Next: No-Frills Pizza?

Cheapskates everywhere: that Mediterranean cruise could be within reach at last. There'll be no free ride to the port, and no free food or entertainment on board. The cabin will measure 30 meters square and housekeeping will be extra. But the fiberglass suite is easy to clean, and costs as little as [Pound sterling]29 a night.

Earlier this year, serial entrepreneur Stelios Haji-Ioannou, the man who gave Europe its first budget airline, cashed in [Pound sterling]14 million of his easyJet shares to fund what he calls a "little shopping spree." Boldly expanding his no-frills model into new markets, Stelios (he insists on first-name informality) plans to open the first easyHotel in London this year with prices from [Pound sterling]5 a night, an easyBus fleet and easyCruise, slated to sail next summer. Also on the list: easyPizzas and easyTelecom, a mobile-phone service.

Can he make it work? The soaring success of easyJet and its rivals was Europe's great business story of the late 1990s, and yet more carriers are emerging to serve the 10 nations that joined the European Union last week. While copycatting the idea may look like a no-brainer, though, some experts doubt Stelios's expansion plans have much of a future. "The no-frills model is very fragile," says Chris Voss of London Business School. "Stelios is applying it rather indiscriminately."

The entrepreneur's record is mixed. He launched easyJet in 1995, when he was 28, and it now has 70 planes and revenues of [Pound sterling]932 million last year, up nearly 70 percent from 2002. But his first attempt to clone the no-frills model, a Europe-wide chain of Internet cafes launched at the height of the bubble, has since struggled to make money. His first easyCinema--tickets for just 50 pence--is suffering because big distributors, fearful of undercutting their other business, refuse to allow cheap screenings of new blockbusters.

The larger problem: slashing prices is not enough to make no-frills work.
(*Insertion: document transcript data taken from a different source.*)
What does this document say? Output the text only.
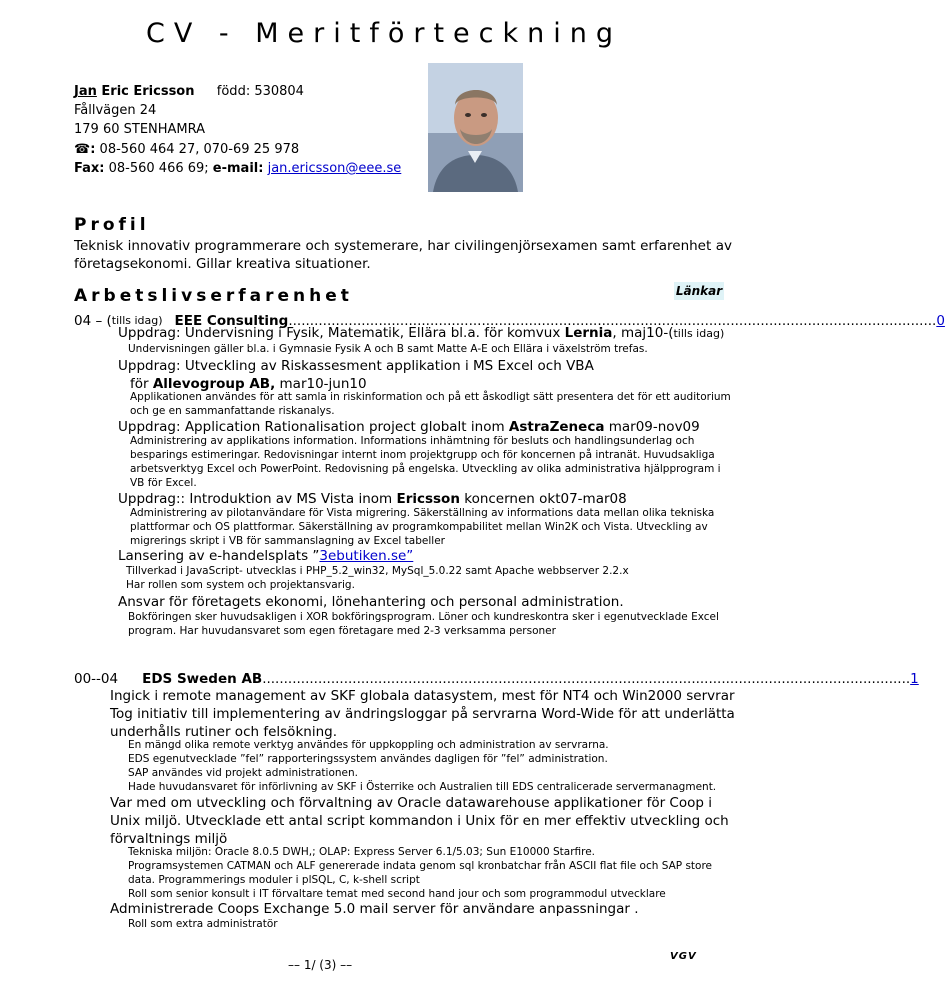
CV - Meritförteckning
Jan Eric Ericsson född: 530804
Fållvägen 24
179 60 STENHAMRA
☎: 08-560 464 27, 070-69 25 978
Fax: 08-560 466 69; e-mail: jan.ericsson@eee.se
Profil
Teknisk innovativ programmerare och systemerare, har civilingenjörsexamen samt erfarenhet av företagsekonomi. Gillar kreativa situationer.
Arbetslivserfarenhet	Länkar
04 – ( tills idag) EEE Consulting ....................................................................................................................................................... 0
Uppdrag: Undervisning i Fysik, Matematik, Ellära bl.a. för komvux Lernia, maj10-(tills idag)
Undervisningen gäller bl.a. i Gymnasie Fysik A och B samt Matte A-E och Ellära i växelström trefas.
Uppdrag: Utveckling av Riskassesment applikation i MS Excel och VBA
för Allevogroup AB, mar10-jun10
Applikationen användes för att samla in riskinformation och på ett åskodligt sätt presentera det för ett auditorium
och ge en sammanfattande riskanalys.
Uppdrag: Application Rationalisation project globalt inom AstraZeneca mar09-nov09
Administrering av applikations information. Informations inhämtning för besluts och handlingsunderlag och
besparings estimeringar. Redovisningar internt inom projektgrupp och för koncernen på intranät. Huvudsakliga
arbetsverktyg Excel och PowerPoint. Redovisning på engelska. Utveckling av olika administrativa hjälpprogram i
VB för Excel.
Uppdrag:: Introduktion av MS Vista inom Ericsson koncernen okt07-mar08
Administrering av pilotanvändare för Vista migrering. Säkerställning av informations data mellan olika tekniska
plattformar och OS plattformar. Säkerställning av programkompabilitet mellan Win2K och Vista. Utveckling av
migrerings skript i VB för sammanslagning av Excel tabeller
Lansering av e-handelsplats ”3ebutiken.se”
Tillverkad i JavaScript- utvecklas i PHP_5.2_win32, MySql_5.0.22 samt Apache webbserver 2.2.x
Har rollen som system och projektansvarig.
Ansvar för företagets ekonomi, lönehantering och personal administration.
Bokföringen sker huvudsakligen i XOR bokföringsprogram. Löner och kundreskontra sker i egenutvecklade Excel
program. Har huvudansvaret som egen företagare med 2-3 verksamma personer
00--04 EDS Sweden AB ....................................................................................................................................................... 1
Ingick i remote management av SKF globala datasystem, mest för NT4 och Win2000 servrar
Tog initiativ till implementering av ändringsloggar på servrarna Word-Wide för att underlätta
underhålls rutiner och felsökning.
En mängd olika remote verktyg användes för uppkoppling och administration av servrarna.
EDS egenutvecklade ”fel” rapporteringssystem användes dagligen för ”fel” administration.
SAP användes vid projekt administrationen.
Hade huvudansvaret för införlivning av SKF i Österrike och Australien till EDS centralicerade servermanagment.
Var med om utveckling och förvaltning av Oracle datawarehouse applikationer för Coop i
Unix miljö. Utvecklade ett antal script kommandon i Unix för en mer effektiv utveckling och
förvaltnings miljö
Tekniska miljön: Oracle 8.0.5 DWH,; OLAP: Express Server 6.1/5.03; Sun E10000 Starfire.
Programsystemen CATMAN och ALF genererade indata genom sql kronbatchar från ASCII flat file och SAP store
data. Programmerings moduler i plSQL, C, k-shell script
Roll som senior konsult i IT förvaltare temat med second hand jour och som programmodul utvecklare
Administrerade Coops Exchange 5.0 mail server för användare anpassningar .
Roll som extra administratör
–– 1/ (3) ––
VGV
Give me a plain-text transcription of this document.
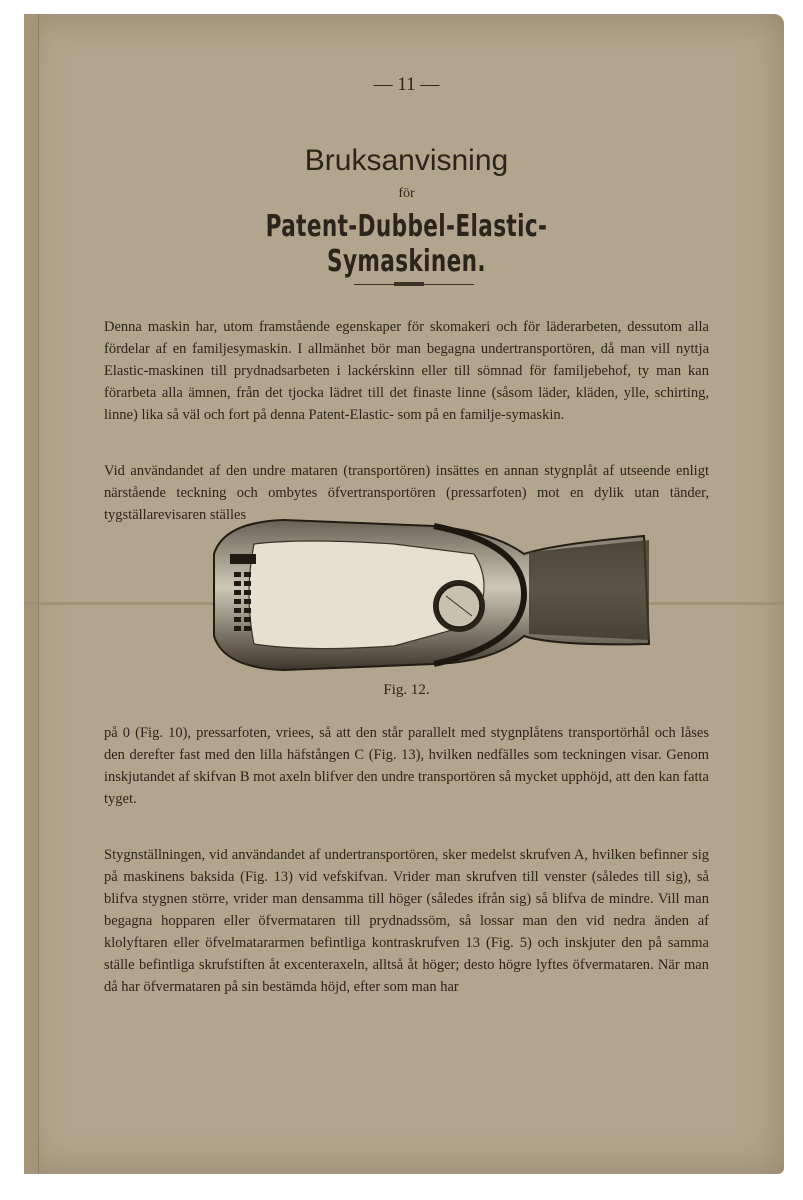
— 11 —
Bruksanvisning
för
Patent-Dubbel-Elastic-Symaskinen.

Denna maskin har, utom framstående egenskaper för skomakeri och för läderarbeten, dessutom alla fördelar af en familjesymaskin. I allmänhet bör man begagna undertransportören, då man vill nyttja Elastic-maskinen till prydnadsarbeten i lackérskinn eller till sömnad för familjebehof, ty man kan förarbeta alla ämnen, från det tjocka lädret till det finaste linne (såsom läder, kläden, ylle, schirting, linne) lika så väl och fort på denna Patent-Elastic- som på en familje-symaskin.

Vid användandet af den undre mataren (transportören) insättes en annan stygnplåt af utseende enligt närstående teckning och ombytes öfvertransportören (pressarfoten) mot en dylik utan tänder, tygställarevisaren ställes

Fig. 12.

på 0 (Fig. 10), pressarfoten, vriees, så att den står parallelt med stygnplåtens transportörhål och låses den derefter fast med den lilla häfstången C (Fig. 13), hvilken nedfälles som teckningen visar. Genom inskjutandet af skifvan B mot axeln blifver den undre transportören så mycket upphöjd, att den kan fatta tyget.

Stygnställningen, vid användandet af undertransportören, sker medelst skrufven A, hvilken befinner sig på maskinens baksida (Fig. 13) vid vefskifvan. Vrider man skrufven till venster (således till sig), så blifva stygnen större, vrider man densamma till höger (således ifrån sig) så blifva de mindre. Vill man begagna hopparen eller öfvermataren till prydnadssöm, så lossar man den vid nedra änden af klolyftaren eller öfvelmatararmen befintliga kontraskrufven 13 (Fig. 5) och inskjuter den på samma ställe befintliga skrufstiften åt excenteraxeln, alltså åt höger; desto högre lyftes öfvermataren. När man då har öfvermataren på sin bestämda höjd, efter som man har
Stelios, for example, likes to sell direct to the customer, preferably online, and avoids corporate accounts on the theory that only individuals care enough about price to be loyal no-frills customers. He chooses only sectors in which the volume of business will clearly rise as prices fall. There's no point, say, in offering a cut-rate burial service. Says Stelios: "The demand for funerals isn't going to go up--regardless of the price."

He searches for businesses where he can practice "yield management." The consumer who books early--and preferably online--pays less and gets a further discount for buying when demand is low. Crucially, the customer must be ready to trade convenience for price. And it's not clear that Stelios's latest ventures fit that profile. Guests may not be ready for the austerity of an easyHotel room--no television or telephone--however low the price. "If I am flying to France for [Pound sterling]4.99, I don't mind if I can't recline my seat," says hotel consultant Nigel Massey. "It's quite different if I am staying a night in a hotel." Besides, while many travelers now reserve airline seats online, the same is not true for hotel rooms.

So far, imitators have emerged only in strictly limited areas. In March the British bus operator Stagecoach launched Megabus service between 20 British cities, using buses imported from Hong Kong. Book early online and the two-hour ride between London and Oxford can now cost as little as [Pound sterling]1, less than the price of a pint of beer. (Beware: there are no toilets on board.) "In transport, there will always be a market that's driven by price rather than luxury," says Megabus spokesman Steve Stewart. "We have built our model on that of the airlines. People know that it works."

New players like Britain's Virgin Mobile and Sweden's Tele2 are also moving into the discount mobile-service market. They are buying cheap call time from existing operators to establish their own low-cost virtual networks. Profits come easier with no license fees to pay and no databases or infrastructure to maintain. The easyJet rival Ryanair has leased its name to a cut-rate telecom. Stelios's own easyTelecom is, uncharacteristically, a latecomer to this no-frills market.

Stelios says his detractors lack the imagination to see a world of easyEverything. "People who are used to affluence have to start thinking like the common man," he says. "If you are going to maintain low cost you have to work in a low-cost office." Stelios works from an open-plan office in a former London piano factory. But as the son of a Greek-Cypriot shipping magnate, he concedes that risks come easy to him. "I have always been fortunate enough to be able to gamble sums of money that I can afford to lose," he says. No matter how many of his experiments crash, Stelios won't.